Director Vic Sarin has always loved Brazil. To him, it’s a country that boasts every skin colour imaginable, and seeing such an array of colours is a constant comfort for Sarin, who has struggled with his skin tone since his childhood days in India to his life in North America as an adult. In his 2013 documentary, Hue: A Matter of Colour, he takes us around the world to explore colourism and the effects it has on society.
This documentary looks at the historical bias of darker skin, including Africa, Canada, Brazil and the Philippines. Using Rio de Janeiro as a launching point, Sarin travels to Tanzania to visit a school that provides refuge to Black Albino children, threatened because of the pervasiveness of witchcraft in their society. He speaks to Joyce Gladwell, a Black writer living in Elmira, Ontario, who tells of the colour hierarchies in Jamaica, and Philippines skincare mogul Elvie Pineda who vowed to be successful and “white” to conquer her demons due to constant bullying as a dark-skinned child.

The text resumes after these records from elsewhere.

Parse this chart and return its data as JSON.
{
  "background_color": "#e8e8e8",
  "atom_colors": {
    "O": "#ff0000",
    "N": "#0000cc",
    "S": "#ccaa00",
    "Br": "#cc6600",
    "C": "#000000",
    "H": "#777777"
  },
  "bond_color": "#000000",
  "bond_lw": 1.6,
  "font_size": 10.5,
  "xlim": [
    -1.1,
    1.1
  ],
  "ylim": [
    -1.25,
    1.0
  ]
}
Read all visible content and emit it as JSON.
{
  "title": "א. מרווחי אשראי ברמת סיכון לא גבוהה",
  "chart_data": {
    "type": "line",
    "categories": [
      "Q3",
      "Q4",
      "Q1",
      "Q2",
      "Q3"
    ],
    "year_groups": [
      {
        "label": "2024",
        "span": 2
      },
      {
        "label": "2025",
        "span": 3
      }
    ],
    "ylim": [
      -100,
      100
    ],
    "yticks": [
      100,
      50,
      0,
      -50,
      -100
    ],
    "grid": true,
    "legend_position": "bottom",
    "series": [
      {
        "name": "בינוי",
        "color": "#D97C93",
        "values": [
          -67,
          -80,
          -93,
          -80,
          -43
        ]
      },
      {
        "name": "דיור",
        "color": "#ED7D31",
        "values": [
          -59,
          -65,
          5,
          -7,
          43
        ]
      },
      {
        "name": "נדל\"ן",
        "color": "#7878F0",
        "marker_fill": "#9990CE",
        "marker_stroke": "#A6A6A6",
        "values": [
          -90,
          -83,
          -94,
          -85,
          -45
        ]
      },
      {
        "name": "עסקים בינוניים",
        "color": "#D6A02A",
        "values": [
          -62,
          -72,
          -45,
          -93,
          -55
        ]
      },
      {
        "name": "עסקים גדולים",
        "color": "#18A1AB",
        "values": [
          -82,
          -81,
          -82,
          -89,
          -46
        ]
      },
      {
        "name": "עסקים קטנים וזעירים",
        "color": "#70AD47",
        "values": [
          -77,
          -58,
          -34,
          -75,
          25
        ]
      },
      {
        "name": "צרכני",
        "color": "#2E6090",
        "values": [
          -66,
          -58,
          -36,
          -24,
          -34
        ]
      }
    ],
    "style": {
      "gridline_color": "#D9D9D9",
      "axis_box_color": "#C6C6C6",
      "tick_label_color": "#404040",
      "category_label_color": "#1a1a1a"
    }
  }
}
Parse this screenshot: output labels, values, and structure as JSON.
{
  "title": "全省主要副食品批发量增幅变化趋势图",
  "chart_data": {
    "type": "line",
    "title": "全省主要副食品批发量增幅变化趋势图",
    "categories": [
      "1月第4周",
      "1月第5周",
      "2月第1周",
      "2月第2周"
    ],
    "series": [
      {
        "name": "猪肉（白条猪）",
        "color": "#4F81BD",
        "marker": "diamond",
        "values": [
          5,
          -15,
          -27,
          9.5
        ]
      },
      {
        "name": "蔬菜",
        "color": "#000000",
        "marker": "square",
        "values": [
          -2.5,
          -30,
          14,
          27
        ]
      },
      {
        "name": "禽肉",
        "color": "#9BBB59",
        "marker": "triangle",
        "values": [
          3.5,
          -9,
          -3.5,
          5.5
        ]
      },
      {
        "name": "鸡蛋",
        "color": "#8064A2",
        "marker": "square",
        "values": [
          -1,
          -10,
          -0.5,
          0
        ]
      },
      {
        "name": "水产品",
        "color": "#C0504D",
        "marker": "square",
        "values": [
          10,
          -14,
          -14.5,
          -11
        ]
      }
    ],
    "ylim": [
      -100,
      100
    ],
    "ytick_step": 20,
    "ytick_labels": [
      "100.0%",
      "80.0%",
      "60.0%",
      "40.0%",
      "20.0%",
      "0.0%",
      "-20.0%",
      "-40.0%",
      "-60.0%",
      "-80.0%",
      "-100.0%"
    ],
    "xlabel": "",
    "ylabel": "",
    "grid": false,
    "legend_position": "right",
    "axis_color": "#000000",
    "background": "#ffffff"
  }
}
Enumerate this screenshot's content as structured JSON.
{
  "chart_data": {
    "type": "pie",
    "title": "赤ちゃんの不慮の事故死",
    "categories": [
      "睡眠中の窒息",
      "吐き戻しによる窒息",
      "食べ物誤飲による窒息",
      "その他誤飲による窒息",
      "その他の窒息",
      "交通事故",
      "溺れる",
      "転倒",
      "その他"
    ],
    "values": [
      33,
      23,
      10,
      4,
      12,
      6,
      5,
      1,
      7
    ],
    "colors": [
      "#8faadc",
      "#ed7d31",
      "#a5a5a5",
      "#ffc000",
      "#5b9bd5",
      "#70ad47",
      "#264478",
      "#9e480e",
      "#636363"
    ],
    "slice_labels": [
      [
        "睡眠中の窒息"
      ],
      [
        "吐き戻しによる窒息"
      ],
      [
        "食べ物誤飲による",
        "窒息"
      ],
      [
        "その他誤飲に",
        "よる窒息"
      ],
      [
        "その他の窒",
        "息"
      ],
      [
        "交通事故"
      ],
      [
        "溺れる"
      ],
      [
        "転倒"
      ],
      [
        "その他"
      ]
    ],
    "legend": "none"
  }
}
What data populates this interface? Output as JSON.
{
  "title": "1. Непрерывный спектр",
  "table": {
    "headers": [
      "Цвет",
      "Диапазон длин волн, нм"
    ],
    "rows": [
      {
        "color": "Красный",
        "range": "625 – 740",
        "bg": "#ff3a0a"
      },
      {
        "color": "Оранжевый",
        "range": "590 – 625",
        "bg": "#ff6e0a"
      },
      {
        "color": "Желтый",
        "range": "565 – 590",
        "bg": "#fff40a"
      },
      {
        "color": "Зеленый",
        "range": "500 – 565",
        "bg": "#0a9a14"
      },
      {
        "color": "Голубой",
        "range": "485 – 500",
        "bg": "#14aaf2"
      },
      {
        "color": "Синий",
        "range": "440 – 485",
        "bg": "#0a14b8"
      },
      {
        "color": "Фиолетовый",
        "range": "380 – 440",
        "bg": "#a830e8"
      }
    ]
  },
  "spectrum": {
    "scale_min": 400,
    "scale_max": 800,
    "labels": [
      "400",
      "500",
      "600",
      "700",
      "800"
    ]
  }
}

The journey from self-loathing to self-love is a long one, especially when societal norms and generational hierarchies are hard to overcome. Each person interviewed reveals the pain they endured because of colourism, delving deep and spurring reflection and ruminations on how society has shaped prejudices due to white supremacy. You’ll take all these accounts to heart, especially Renato, a street cleaner in Rio, who found joy growing up in poverty with music and dance, only to become a sensation as the dancing street sweeper at the 2012 Olympic games. With his work searching for answers, Sarin hopes to open a dialogue to accept those of all hues.